SOUTH AFRICAN TAXPAYERS MUST FAMILIARISE THEMSELVES WITH RELIEF FROM DOUBLE TAXATION
South Africans who are working abroad need to take note of a section in the Income Tax Act that allows them to claim a credit on their South African tax liability from any foreign taxes paid on the same income.
Section 6quat is a provision in the South African tax law, which allows you to claim a tax credit against your South African taxes on foreign-earned income, for any foreign taxes paid on the same income.
On 1 March 2020, the foreign income tax exemption, which until now has allowed for a full exemption on foreign-earned income, will be capped at R1 million and any amount above that will form part of the taxpayer’s South African tax liability.
Whilst section 6quat can be complex and is subject to various rules, it operates on two very basic international tax law principles.
“The first is that your country of source (where the income was earned) has the first taxing right, and your country of residency (South Africa) has the secondary taxing right and must give credit for taxes paid in the other country.”
The second principle is that you should not be taxed twice on the same income, resulting in double taxation.
Taxpayers often “understand” double taxation to mean that you cannot be taxed in one country because you are already taxed in another country.
This is incorrect, as the principle simply means that one country must give credit for the taxes paid in the other country. However, the process is not always seamless.
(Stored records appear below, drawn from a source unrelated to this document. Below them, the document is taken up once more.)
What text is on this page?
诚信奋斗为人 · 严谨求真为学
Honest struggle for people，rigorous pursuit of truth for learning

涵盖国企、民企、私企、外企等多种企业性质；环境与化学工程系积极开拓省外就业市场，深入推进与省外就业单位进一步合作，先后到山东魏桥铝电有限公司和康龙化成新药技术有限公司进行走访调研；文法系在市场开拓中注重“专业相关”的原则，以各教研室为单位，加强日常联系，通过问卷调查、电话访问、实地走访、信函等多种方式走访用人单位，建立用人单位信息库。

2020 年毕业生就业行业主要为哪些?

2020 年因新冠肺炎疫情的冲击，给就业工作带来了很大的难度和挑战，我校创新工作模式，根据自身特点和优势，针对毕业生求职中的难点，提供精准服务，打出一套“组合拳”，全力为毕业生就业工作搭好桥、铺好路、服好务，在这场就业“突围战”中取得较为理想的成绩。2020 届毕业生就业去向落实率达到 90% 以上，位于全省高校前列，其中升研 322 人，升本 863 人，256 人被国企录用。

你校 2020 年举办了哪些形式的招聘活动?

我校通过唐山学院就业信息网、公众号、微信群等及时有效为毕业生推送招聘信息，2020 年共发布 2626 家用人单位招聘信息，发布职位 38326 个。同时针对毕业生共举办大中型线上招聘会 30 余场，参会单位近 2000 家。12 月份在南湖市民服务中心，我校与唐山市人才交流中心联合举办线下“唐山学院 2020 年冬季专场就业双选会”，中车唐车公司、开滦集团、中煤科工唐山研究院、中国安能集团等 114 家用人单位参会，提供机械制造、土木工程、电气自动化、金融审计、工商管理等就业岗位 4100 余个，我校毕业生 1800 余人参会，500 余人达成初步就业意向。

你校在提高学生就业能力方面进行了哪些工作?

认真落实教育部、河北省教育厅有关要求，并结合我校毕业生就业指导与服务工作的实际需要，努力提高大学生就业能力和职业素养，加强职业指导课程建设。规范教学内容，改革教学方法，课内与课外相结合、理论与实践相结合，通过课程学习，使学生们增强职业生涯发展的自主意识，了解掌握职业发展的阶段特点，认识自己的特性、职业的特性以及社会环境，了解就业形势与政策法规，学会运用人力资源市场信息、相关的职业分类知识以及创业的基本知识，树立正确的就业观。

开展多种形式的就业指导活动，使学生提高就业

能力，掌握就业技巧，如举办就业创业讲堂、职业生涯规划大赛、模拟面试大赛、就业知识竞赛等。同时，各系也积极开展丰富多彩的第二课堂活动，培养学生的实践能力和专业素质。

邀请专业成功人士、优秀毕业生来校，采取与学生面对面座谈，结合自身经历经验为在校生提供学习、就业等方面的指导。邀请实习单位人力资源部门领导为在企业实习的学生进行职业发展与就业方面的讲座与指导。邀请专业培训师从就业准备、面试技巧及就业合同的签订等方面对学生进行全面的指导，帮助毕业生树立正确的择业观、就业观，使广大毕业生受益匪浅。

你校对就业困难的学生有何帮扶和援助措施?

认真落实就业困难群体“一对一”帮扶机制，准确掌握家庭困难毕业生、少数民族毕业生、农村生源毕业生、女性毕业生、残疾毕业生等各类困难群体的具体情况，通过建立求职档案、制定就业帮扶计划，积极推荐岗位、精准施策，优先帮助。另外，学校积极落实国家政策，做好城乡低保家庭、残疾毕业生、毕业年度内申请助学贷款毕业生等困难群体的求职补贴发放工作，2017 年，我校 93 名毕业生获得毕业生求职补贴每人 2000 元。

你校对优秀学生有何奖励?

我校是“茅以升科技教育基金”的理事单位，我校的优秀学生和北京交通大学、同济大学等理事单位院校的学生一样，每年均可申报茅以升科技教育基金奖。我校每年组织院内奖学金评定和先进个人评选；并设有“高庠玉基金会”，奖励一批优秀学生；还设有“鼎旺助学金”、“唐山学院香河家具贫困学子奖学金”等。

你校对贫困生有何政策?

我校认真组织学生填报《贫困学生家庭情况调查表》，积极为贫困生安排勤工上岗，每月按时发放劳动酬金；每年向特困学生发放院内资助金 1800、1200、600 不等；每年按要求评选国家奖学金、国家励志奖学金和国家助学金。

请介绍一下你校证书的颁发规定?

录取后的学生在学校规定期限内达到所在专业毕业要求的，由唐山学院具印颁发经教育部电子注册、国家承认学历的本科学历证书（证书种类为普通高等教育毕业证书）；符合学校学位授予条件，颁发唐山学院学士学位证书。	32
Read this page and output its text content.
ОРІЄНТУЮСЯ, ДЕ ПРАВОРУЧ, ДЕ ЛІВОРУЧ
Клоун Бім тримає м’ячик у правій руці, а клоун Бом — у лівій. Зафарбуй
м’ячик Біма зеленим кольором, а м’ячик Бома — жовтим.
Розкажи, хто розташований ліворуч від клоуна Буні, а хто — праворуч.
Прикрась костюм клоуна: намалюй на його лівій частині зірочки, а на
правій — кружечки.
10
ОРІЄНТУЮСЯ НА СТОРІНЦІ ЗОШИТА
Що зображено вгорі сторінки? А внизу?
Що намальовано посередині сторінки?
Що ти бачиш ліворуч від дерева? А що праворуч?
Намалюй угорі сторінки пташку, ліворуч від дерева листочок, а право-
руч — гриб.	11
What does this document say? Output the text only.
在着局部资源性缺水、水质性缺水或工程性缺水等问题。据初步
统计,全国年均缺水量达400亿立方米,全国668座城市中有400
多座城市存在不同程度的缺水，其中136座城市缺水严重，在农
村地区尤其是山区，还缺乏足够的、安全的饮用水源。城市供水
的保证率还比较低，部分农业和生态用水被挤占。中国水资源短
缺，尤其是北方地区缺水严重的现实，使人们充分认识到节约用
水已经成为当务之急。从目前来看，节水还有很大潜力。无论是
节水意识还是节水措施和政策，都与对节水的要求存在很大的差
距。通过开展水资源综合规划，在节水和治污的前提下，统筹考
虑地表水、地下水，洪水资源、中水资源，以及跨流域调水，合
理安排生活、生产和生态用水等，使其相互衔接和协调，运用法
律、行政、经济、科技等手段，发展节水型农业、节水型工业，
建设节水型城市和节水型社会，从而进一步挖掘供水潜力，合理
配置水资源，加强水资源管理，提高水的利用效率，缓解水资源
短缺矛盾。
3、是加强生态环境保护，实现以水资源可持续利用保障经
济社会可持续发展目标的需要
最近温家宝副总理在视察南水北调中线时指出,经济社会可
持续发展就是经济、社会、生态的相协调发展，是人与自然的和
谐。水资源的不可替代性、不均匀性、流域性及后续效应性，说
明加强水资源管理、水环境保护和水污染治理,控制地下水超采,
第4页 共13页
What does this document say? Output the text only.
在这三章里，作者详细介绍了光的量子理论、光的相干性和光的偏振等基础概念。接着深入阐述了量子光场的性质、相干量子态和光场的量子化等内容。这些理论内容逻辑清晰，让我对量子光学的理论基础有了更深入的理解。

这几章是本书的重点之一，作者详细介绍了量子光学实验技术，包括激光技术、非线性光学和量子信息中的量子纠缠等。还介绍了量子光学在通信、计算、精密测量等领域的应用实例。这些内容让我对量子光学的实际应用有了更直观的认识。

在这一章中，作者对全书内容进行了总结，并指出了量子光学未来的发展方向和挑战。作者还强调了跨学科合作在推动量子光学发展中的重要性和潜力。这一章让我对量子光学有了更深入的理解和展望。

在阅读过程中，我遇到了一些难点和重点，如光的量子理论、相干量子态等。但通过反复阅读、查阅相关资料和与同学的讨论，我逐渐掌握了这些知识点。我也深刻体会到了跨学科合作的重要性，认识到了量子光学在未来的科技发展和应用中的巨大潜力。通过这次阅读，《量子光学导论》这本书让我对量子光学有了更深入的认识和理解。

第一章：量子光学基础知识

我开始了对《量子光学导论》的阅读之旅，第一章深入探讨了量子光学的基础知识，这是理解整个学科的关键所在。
The standard of proof for the taxpayer is quite high. The South African Revenue Service (SARS) typically wants to see either a certificate from the employer showing tax that has been withheld, or a tax assessment filed by the taxpayer in the foreign country.
“Without either of these two documents, SARS is likely to disallow the credit, which means the taxpayer must file an objection and follow a dispute resolution process.”
The credit system will become of more importance from March next year to South African taxpayers working abroad.
Many have been enjoying the full tax exemption on foreign-earned income if they have been working for at least 183 days of a consecutive 12-month period outside South Africa. At least 60 of those 183 days must have been continuous.
Going forward they will have to pay tax in South Africa on foreign employment income above R1million; and claim a credit for any foreign taxes paid.
The impact on taxpayers will depend on whether the taxpayer can break tax residency and, if not, on the level of taxes paid in the foreign country.
“We recommend that taxpayers and employers perform their computations upfront to ensure there are no end-of-year surprises.”
Tax Consulting foresees that most expatriates will continue to be paid by their offshore employer and pay taxes in their host country, where they physically work. They will need to file provisional tax returns where their foreign tax credits are less than their South African obligation.
South African residents who earn remuneration for employment services rendered abroad must carefully consider their options, prior to the amendment coming into effect.
This includes whether they should undergo financial emigration or break tax residency using a double tax agreement. Taxpayers who intend to claim the section 6quat credit must obtain sufficient proof of foreign tax paid.
“The key is to proactively plan their approach, and especially take care of the tax payable on fringe benefits; where SARS and SARB have not given tax relief we have hoped for.”